Religion du souverain, souverain de la religion : l’invention de saint Napoléon
Vincent Petit
Petit, Vincent, « Religion du souverain, souverain de la religion : l’invention de saint Napoléon », Revue historique, 2012/3 (n° 663), p. 643-658.
Extrait de l’article
Le Concordat de 1801 a été salué en son temps comme l’acte constitutif du rétablissement du catholicisme en France après la période révolutionnaire, mais moins comme son instrumentalisation par la puissance publique, dans la continuité du régalisme d’Ancien Régime et de la Constitution civile du clergé. Il exige des ecclésiastiques un serment d’obéissance au gouvernement, et non plus seulement à la Constitution ou aux lois.
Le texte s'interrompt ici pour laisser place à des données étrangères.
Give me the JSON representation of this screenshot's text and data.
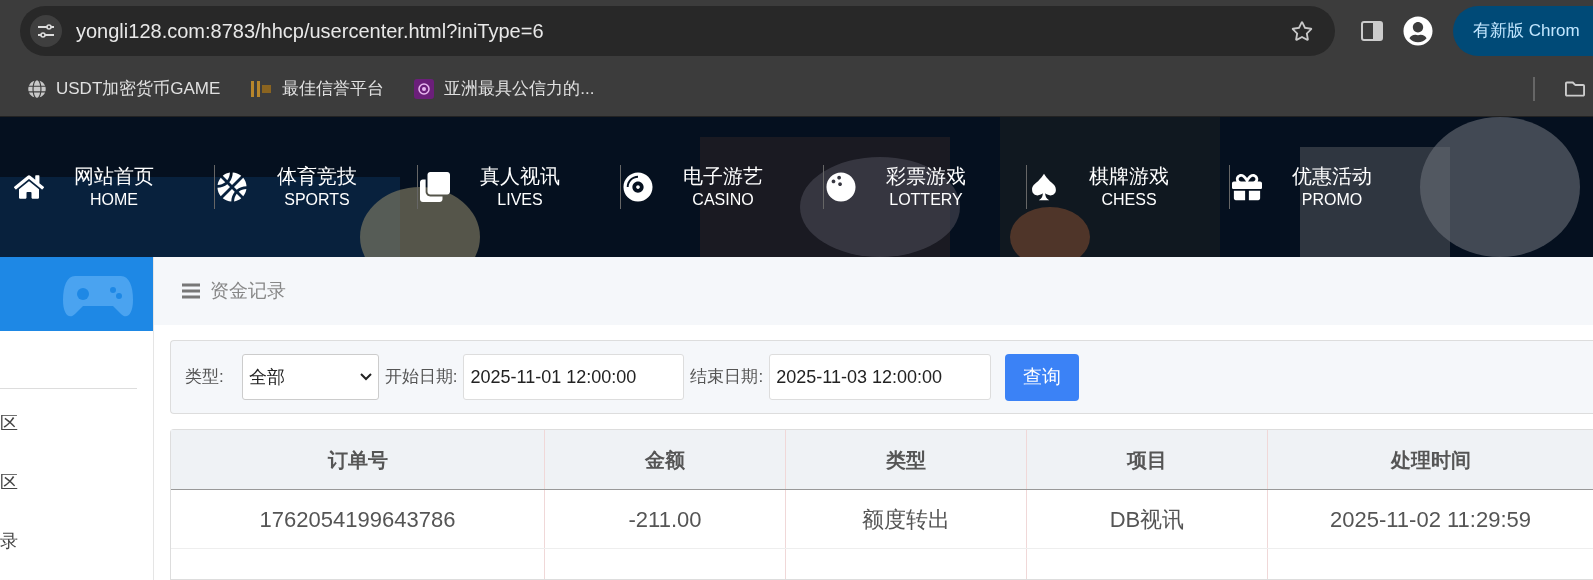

De même, si dans son article 16, il stipule que « Sa Sainteté [le pape] reconnaît dans Le Premier Consul de la République française, les mêmes droits et prérogatives dont jouissait près d’elle l’ancien gouvernement », il faut en conclure qu’est restauré l’ensemble des rites de majesté, des prières vouées au souverain, comme celles qui ont lieu à la fin de l’office, et des règles de préséance qui lui sont reconnues. Les articles organiques, ajoutés unilatéralement par le Gouvernement français, infléchissent davantage la convention du 26 messidor an IX vers le régalisme en soumettant à autorisation toute communication avec Rome et en se portant garant des « libertés, franchises et coutumes de l’Église gallicane ». En dessinant une Église uniforme (une liturgie et un catéchisme unique pour tout le pays, article 39), l’État assigne la religion au service d’un projet social et politique au nom de l’utilité dont il se veut le garant.